The Visine-in-the-drink revenge myth has been around for years, but diarrhea isn’t among the side effects associated with ingesting Visine’s active ingredient, Tetrahydrozoline. It can, on the other hand, cause nausea, vomiting, hypothermia, seizures, difficulty breathing, coma and death, so this “harmless” prank isn’t so harmless after all.
We’ve all heard the “fact” that you should always wear a hat in the cold because 40%, 50%, 60%, even 90% of your body heat is lost through your head, but studies have shown the true amount to be about 10% — or the same as any other part of your body.
It’s easy to see how this myth has been so persistent, with the winter holiday season being stressful to many and the shorter days triggering some people’s seasonal affective disorder (SAD), but statistics show that incidents of “self-injury” actully go down during the winter holidays — by as much as 40%. Sure, some people get the holiday blues, but it seems that’s even more impact from the holiday cheer.
A peptic ulcer is the erosion of the stomach lining. While stress and spicy foods were once thought to be causes, now it’s known that the major cause is a bacterium, Helicobacter pylori. Stress and spicy food don’t cause ulcers, but they can make existing ones worse.
For over 40 years, low-tar, or “light,” cigarettes were thought to be more healthy than regular cigarettes, but in 2008, decades-old government-endorsed testing “proving” the benefits of light cigarettes was nullified. A year later, a 2009 study showed that smokers who switched to low-tar cigarettes were actually 50% LESS likely to quit smoking. That year, the Family Smoking Prevention and Tobacco Control Act was passed, requiring FDA approval for any tobacco company to call their cigarettes “light,” “mild,” “low-tar” or in any way imply that they are somehow more healthy than normal cigarettes.

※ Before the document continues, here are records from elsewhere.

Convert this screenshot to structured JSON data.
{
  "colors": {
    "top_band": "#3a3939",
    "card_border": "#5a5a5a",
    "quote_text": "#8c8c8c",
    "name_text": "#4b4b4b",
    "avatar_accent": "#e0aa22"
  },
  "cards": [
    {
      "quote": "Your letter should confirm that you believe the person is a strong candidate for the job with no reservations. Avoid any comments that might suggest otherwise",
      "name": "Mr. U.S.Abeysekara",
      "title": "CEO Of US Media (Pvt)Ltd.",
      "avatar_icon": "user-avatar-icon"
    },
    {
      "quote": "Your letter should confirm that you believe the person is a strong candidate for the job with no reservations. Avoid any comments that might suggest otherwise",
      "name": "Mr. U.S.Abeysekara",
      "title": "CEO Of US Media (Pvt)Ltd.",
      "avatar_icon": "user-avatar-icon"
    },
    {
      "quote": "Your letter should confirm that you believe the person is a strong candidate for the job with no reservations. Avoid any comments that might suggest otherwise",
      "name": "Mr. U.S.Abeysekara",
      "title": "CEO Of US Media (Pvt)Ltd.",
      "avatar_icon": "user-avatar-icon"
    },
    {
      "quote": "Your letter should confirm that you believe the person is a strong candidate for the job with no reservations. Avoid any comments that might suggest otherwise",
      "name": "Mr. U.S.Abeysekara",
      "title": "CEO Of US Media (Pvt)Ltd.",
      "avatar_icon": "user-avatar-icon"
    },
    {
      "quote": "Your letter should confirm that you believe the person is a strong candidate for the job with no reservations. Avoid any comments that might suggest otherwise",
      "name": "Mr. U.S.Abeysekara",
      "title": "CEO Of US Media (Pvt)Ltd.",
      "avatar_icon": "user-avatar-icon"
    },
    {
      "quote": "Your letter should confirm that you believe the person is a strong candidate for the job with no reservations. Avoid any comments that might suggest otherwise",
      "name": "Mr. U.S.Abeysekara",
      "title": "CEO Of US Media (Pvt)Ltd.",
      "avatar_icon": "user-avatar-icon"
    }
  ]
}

While it’s theoretically possible that a substance used to create a plastic container could seep into food while being microwaved, there’s no conclusive evidence of any danger posed by this sort of mishap. Plus, the FDA imposes strict guidelines on microwavable plastics to prevent this sort of thing. To be absolutely safe, stick with microwave-safe plastics, and follow the microwaving directions on food packages.